Viele Beiträge kreisen um die Fragen, wie es möglich war, einen Massenmord in Gang zu setzen, wie es möglich war, mitzumachen und wegzusehen, warum die Ausgrenzung und systematische Ermordung einiger Bevölkerungsgruppen in einer scheinbar zivilisierten Gesellschaft stattfinden konnte. Der Politikwissenschaftler Wolfgang Seibel: „Was Hannah Arendt am Beispiel Adolf Eichmanns deutlich zu machen versuchte, war dies: Gerade dadurch, dass man kein Monster sein musste, um an der Judenverfolgung mitzuwirken, konnte sich, was als Stigmatisierung und Diskriminierung begann, in ein monströses Massenverbrechen steigern. (…) Wenn man sich an den Gedanken gewöhnt, dass sich Massenverbrechen nicht als solche ankündigen, sondern erst durch die Mitwirkung normaler Menschen mit banalen Motiven zu Massenverbrechen werden, versteht man besser, wie sie entfesselt werden und was ihre Vernichtungsdynamik tatsächlich ausmacht.“

Mit diesem Rückgriff auf die „Banalität des Bösen“ beantwortet sich auch die Frage: „Was hat der Holocaust mit mir zu tun?“. Harald Roth will mit seinem Buch junge Menschen erreichen – die Beiträge, die von Augenzeugenberichten über Portraits bis hin zu Fachbeiträgen über einzelne Aspekte (Euthanasie, Wiedergutmachung, Umgang mit Erinnerungsorten, Friedensarbeit) reichen, eignen sich gut als Einstieg und Diskussionsgrundlage.
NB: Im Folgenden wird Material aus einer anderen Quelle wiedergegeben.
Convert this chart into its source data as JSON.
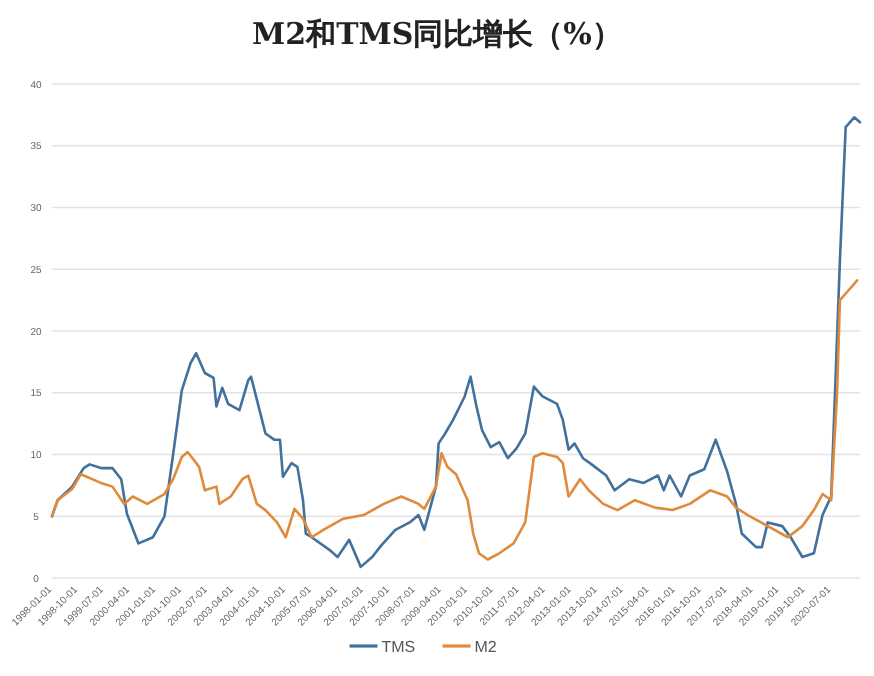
{
  "chart_data": {
    "type": "line",
    "title": "M2和TMS同比增长（%）",
    "xlim": [
      "1998-01-01",
      "2021-05-01"
    ],
    "xticks": [
      "1998-01-01",
      "1998-10-01",
      "1999-07-01",
      "2000-04-01",
      "2001-01-01",
      "2001-10-01",
      "2002-07-01",
      "2003-04-01",
      "2004-01-01",
      "2004-10-01",
      "2005-07-01",
      "2006-04-01",
      "2007-01-01",
      "2007-10-01",
      "2008-07-01",
      "2009-04-01",
      "2010-01-01",
      "2010-10-01",
      "2011-07-01",
      "2012-04-01",
      "2013-01-01",
      "2013-10-01",
      "2014-07-01",
      "2015-04-01",
      "2016-01-01",
      "2016-10-01",
      "2017-07-01",
      "2018-04-01",
      "2019-01-01",
      "2019-10-01",
      "2020-07-01"
    ],
    "ylim": [
      0,
      40
    ],
    "yticks": [
      0,
      5,
      10,
      15,
      20,
      25,
      30,
      35,
      40
    ],
    "grid": "y",
    "legend": "bottom",
    "series": [
      {
        "name": "TMS",
        "color": "#41719c",
        "x": [
          "1998-01",
          "1998-03",
          "1998-08",
          "1998-12",
          "1999-02",
          "1999-06",
          "1999-10",
          "2000-01",
          "2000-03",
          "2000-07",
          "2000-12",
          "2001-04",
          "2001-07",
          "2001-10",
          "2002-01",
          "2002-03",
          "2002-06",
          "2002-09",
          "2002-10",
          "2002-12",
          "2003-02",
          "2003-06",
          "2003-09",
          "2003-10",
          "2004-03",
          "2004-06",
          "2004-08",
          "2004-09",
          "2004-12",
          "2005-02",
          "2005-04",
          "2005-05",
          "2005-07",
          "2006-01",
          "2006-04",
          "2006-08",
          "2006-12",
          "2007-04",
          "2007-07",
          "2007-12",
          "2008-05",
          "2008-08",
          "2008-10",
          "2009-02",
          "2009-03",
          "2009-05",
          "2009-08",
          "2009-12",
          "2010-02",
          "2010-04",
          "2010-06",
          "2010-09",
          "2010-12",
          "2011-03",
          "2011-06",
          "2011-09",
          "2011-12",
          "2012-03",
          "2012-08",
          "2012-10",
          "2012-12",
          "2013-02",
          "2013-05",
          "2013-08",
          "2014-01",
          "2014-04",
          "2014-09",
          "2015-02",
          "2015-07",
          "2015-09",
          "2015-11",
          "2016-03",
          "2016-06",
          "2016-11",
          "2017-03",
          "2017-07",
          "2017-10",
          "2017-12",
          "2018-05",
          "2018-07",
          "2018-09",
          "2019-02",
          "2019-05",
          "2019-09",
          "2020-01",
          "2020-04",
          "2020-05",
          "2020-07",
          "2020-10",
          "2020-12",
          "2021-03",
          "2021-05"
        ],
        "values": [
          5.0,
          6.3,
          7.4,
          8.9,
          9.2,
          8.9,
          8.9,
          8.0,
          5.2,
          2.8,
          3.3,
          5.0,
          10.0,
          15.2,
          17.4,
          18.2,
          16.6,
          16.2,
          13.9,
          15.4,
          14.1,
          13.6,
          16.0,
          16.3,
          11.7,
          11.2,
          11.2,
          8.2,
          9.3,
          9.0,
          6.3,
          3.6,
          3.3,
          2.3,
          1.7,
          3.1,
          0.9,
          1.7,
          2.6,
          3.9,
          4.5,
          5.1,
          3.9,
          7.4,
          10.9,
          11.6,
          12.8,
          14.7,
          16.3,
          14.0,
          12.0,
          10.6,
          11.0,
          9.7,
          10.5,
          11.7,
          15.5,
          14.7,
          14.1,
          12.8,
          10.4,
          10.9,
          9.7,
          9.2,
          8.3,
          7.1,
          8.0,
          7.7,
          8.3,
          7.1,
          8.3,
          6.6,
          8.3,
          8.8,
          11.2,
          8.6,
          6.0,
          3.6,
          2.5,
          2.5,
          4.5,
          4.2,
          3.3,
          1.7,
          2.0,
          5.1,
          5.6,
          6.6,
          25.7,
          36.5,
          37.3,
          36.9
        ]
      },
      {
        "name": "M2",
        "color": "#e08a3c",
        "x": [
          "1998-01",
          "1998-03",
          "1998-08",
          "1998-11",
          "1999-06",
          "1999-10",
          "2000-02",
          "2000-05",
          "2000-10",
          "2001-04",
          "2001-07",
          "2001-10",
          "2001-12",
          "2002-02",
          "2002-04",
          "2002-06",
          "2002-10",
          "2002-11",
          "2003-03",
          "2003-07",
          "2003-09",
          "2003-12",
          "2004-03",
          "2004-07",
          "2004-10",
          "2005-01",
          "2005-04",
          "2005-07",
          "2005-11",
          "2006-06",
          "2007-01",
          "2007-08",
          "2008-02",
          "2008-08",
          "2008-10",
          "2009-02",
          "2009-04",
          "2009-06",
          "2009-09",
          "2010-01",
          "2010-03",
          "2010-05",
          "2010-08",
          "2010-12",
          "2011-05",
          "2011-09",
          "2011-12",
          "2012-03",
          "2012-08",
          "2012-10",
          "2012-12",
          "2013-04",
          "2013-07",
          "2013-12",
          "2014-05",
          "2014-11",
          "2015-06",
          "2015-12",
          "2016-06",
          "2017-01",
          "2017-07",
          "2017-10",
          "2018-02",
          "2018-09",
          "2019-04",
          "2019-09",
          "2020-01",
          "2020-04",
          "2020-07",
          "2020-09",
          "2020-10",
          "2021-01",
          "2021-04"
        ],
        "values": [
          5.0,
          6.3,
          7.2,
          8.4,
          7.7,
          7.4,
          6.0,
          6.6,
          6.0,
          6.8,
          8.0,
          9.8,
          10.2,
          9.6,
          9.0,
          7.1,
          7.4,
          6.0,
          6.6,
          8.0,
          8.3,
          6.0,
          5.5,
          4.5,
          3.3,
          5.6,
          4.8,
          3.3,
          3.9,
          4.8,
          5.1,
          6.0,
          6.6,
          6.0,
          5.6,
          7.4,
          10.1,
          9.0,
          8.4,
          6.3,
          3.6,
          2.0,
          1.5,
          2.0,
          2.8,
          4.5,
          9.8,
          10.1,
          9.8,
          9.3,
          6.6,
          8.0,
          7.1,
          6.0,
          5.5,
          6.3,
          5.7,
          5.5,
          6.0,
          7.1,
          6.6,
          5.7,
          5.1,
          4.2,
          3.3,
          4.2,
          5.5,
          6.8,
          6.3,
          14.9,
          22.5,
          23.3,
          24.1
        ]
      }
    ]
  }
}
Zu hoffen ist, dass es auch jene erreicht, die die Haltung übernommen haben, „es sei jetzt genug“.

Denn:
„Das Höchste, was man erreichen kann, ist zu wissen und auszuhalten, dass es so und nicht anders gewesen ist, und dann zu sehen, was sich daraus – für heute – ergibt.“
Hannah Arendt

Zum Herausgeber: Harald Roth, geboren 1950 in Böblingen, unterrichtete bis 2012 an einer Realschule Deutsch, Geschichte und Politische Bildung. Er veröffentlichte Anthologien und didaktische Materialien zur NS-Zeit u.a. eine Auswahl für junge Leser aus Victor Klemperers Tagebuch 1933-45. Roth ist Mitinitiator der KZ-Gedenkstätte Hailfingen/Tailfingen und lebt in Herrenberg.